Ma diffido della potenza dell'astrazione che mi ha formato e deformato; della retorica che seduce e dello spettacolo che
incanta; di me stesso che a trent'anni son soltanto idiota, racà, testa vuota, nella stanza del mondo che mi dà vertigine
come un ballo tondo. Ma diffido della cultura come eterna promessa, introduzione al libro della vita, prologo esangue alla
guerra, parodia inconsapevole del gioco. Ma mi annoia la cornice implicita di questo testo che sto scrivendo: presentazione,
fatìca fàtica, progetto. E se mi concedo del tempo per pensare, se fingo di aver tempo per evitare i malintesi, se tento e
provo un controcanto maldestro all'impreparazione di fondo, allora non penso più, panico, mi confondo, allora reagisco e
imito, allora assumo una cadenza che è forma conforme, allora mi salva e mi distrae solo il corpo bestia che si ritrae,
arte della fuga di animale anomalo e asociale. Lo ammetto, è una politica ben singolare... Circondato dall'esercito dei
ma, posso dare ancora fiato al fiato che mi resta inventandomi la seconda parte di questo foglio, quasi fosse una lettera
destinata a un volto e a un nome, scrittura ad personam, senza altra intenzione che deviare dall'occasione pubblica e
generale.
Tarda mattina, corsia d'ospedale. Aspetto. Neon bianchi e caldo di scirocco invernale. Altri aspettano. Sembriamo tutti
agitati o malinconici o rassegnati. Massaggio prostatico. Spremitura. Tutto il corpo e il fare e il creare, nient'altro
segreto che secrezione: cacare pisciare eiaculare spirare aria parola starnutire sputare sudare.
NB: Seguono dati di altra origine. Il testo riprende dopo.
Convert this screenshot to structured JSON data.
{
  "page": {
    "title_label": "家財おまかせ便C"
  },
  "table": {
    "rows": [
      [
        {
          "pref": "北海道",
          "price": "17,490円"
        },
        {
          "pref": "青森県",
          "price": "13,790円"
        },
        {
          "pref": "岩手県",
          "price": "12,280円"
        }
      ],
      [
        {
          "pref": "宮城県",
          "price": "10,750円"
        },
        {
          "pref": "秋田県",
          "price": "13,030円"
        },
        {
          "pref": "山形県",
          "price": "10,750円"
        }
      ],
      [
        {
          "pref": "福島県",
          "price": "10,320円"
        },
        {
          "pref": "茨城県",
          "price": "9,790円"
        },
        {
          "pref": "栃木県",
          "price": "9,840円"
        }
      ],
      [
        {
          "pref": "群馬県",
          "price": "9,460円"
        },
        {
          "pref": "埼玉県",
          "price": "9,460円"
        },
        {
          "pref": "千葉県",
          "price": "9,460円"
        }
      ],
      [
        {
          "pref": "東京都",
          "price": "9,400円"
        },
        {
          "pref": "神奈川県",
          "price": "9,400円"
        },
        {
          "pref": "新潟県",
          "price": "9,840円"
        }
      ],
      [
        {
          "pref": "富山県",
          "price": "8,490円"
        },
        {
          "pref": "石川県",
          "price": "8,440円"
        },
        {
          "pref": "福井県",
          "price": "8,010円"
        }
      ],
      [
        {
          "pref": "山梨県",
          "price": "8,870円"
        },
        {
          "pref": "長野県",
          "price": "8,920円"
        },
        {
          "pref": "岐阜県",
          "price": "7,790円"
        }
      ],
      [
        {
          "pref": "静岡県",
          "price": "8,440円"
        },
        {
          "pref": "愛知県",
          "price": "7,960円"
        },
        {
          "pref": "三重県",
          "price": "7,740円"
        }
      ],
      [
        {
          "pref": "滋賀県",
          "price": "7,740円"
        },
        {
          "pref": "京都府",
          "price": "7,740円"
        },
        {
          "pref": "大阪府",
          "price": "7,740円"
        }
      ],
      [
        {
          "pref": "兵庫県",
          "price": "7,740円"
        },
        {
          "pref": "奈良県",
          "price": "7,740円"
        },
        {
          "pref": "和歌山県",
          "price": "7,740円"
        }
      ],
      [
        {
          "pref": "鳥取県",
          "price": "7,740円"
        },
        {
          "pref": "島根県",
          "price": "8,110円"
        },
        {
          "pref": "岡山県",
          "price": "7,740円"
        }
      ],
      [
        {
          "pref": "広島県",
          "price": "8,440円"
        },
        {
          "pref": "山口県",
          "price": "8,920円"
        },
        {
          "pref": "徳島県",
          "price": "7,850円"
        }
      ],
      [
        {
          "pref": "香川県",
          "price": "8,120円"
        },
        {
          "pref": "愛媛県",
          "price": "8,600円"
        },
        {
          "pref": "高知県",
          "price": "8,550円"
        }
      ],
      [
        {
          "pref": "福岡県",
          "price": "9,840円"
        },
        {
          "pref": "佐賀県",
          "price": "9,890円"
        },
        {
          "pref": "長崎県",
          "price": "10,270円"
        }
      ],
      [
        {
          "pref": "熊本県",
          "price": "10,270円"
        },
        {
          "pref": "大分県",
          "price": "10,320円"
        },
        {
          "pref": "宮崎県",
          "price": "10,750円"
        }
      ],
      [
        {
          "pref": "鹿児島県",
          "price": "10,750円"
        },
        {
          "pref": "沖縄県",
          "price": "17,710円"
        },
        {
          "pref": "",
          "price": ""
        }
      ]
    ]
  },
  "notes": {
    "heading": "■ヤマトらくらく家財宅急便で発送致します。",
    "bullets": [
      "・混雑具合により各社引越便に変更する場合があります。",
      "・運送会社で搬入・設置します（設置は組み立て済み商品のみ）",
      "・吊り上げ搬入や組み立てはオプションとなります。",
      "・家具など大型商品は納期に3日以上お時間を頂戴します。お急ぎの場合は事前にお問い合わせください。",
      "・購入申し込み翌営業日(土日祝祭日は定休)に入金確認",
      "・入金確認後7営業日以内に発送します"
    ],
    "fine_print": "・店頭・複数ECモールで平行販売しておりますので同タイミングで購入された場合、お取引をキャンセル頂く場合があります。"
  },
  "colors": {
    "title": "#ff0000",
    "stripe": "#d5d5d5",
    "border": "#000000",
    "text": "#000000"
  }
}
Imbocco l'autostrada,
veloce, acceleratore schiacciato, fretta, volgare dire cazzo 'fanculo ai lenti che mi ostacolano la corsa, lo studio che
mi chiude, ma forse m'aspetta... e me la rido vedendo la faccia tesa nello specchietto, rido automobile e già distante,
studio ospedale dove si affanna il mio desiderio, asfalto bagnato sotto e cielo grigio sopra, verso lo studio dove mi
hanno preparato la cassetta, i video, quelli che porto a Bologna, domani, "La sesta ora" e che altro, suoni e figure di
chi più non m'appartiene. È lucifero il sole che brucia anche quando non si vede. E la minuscola è d'obbligo. La minuscola
di lucifero, intendo. Niente sostanza, solo accidenti. Fuori dei modi è impossibile. O forse è smodato. In delirio sarai
tu, scriveva qualcuno. T'abbraccio, come si dice in lingua cortese, al telefono. T'abbraccio. Carezza lontana di traccia
vocale. Se non mi prendo sul serio è perché mi ha fatto male... Comunque insisto. Non so se resisto, ma insisto. Un tempo
credevo d'essere sempre al termine del mio viaggio notturno e ripetevo: non si ha più molta musica in sé per far danzar la
vita, ecco qua. Adesso ripeto con qualcun altro: bisogna saper organizzare la sfiducia. Non è razionalità. O forse sì:
irragionevole razionalità della musica che ti abita, che torna ad abitarti, ostinata, come basso continuo, come concerto
lucido e barocco. Non ti chiedi più perché: se son rose sfioriranno. Non è vero che non lo chiedi, ma lasci che la domanda
aleggi su di te come un compagno affettuoso e non più come il verme della diffidenza, come l'abnorme malattia del
disincanto. Idiota è insistere malgrado. Nebulosa è un corpo stellare nel cielo, è la fotografia della distanza: spazio e
tempo su fondo nero. E il rumore non è che il mare quando spalanco la bocca, quando respiro. Vedere e toccare. Se
sembriamo sfuocati è un problema di giudizio, la piccola morale rassicurante. Forse è per sfuggire al controllo. O perché
stamattina siamo usciti di casa, così, senza definirci meglio, ancora storditi da un sogno brulicante d'insospettabile
vita. A che pro pettinarsi? Comunicare fa ridere. Un altro abbraccio a te che mi leggi, a te che mi ascolti.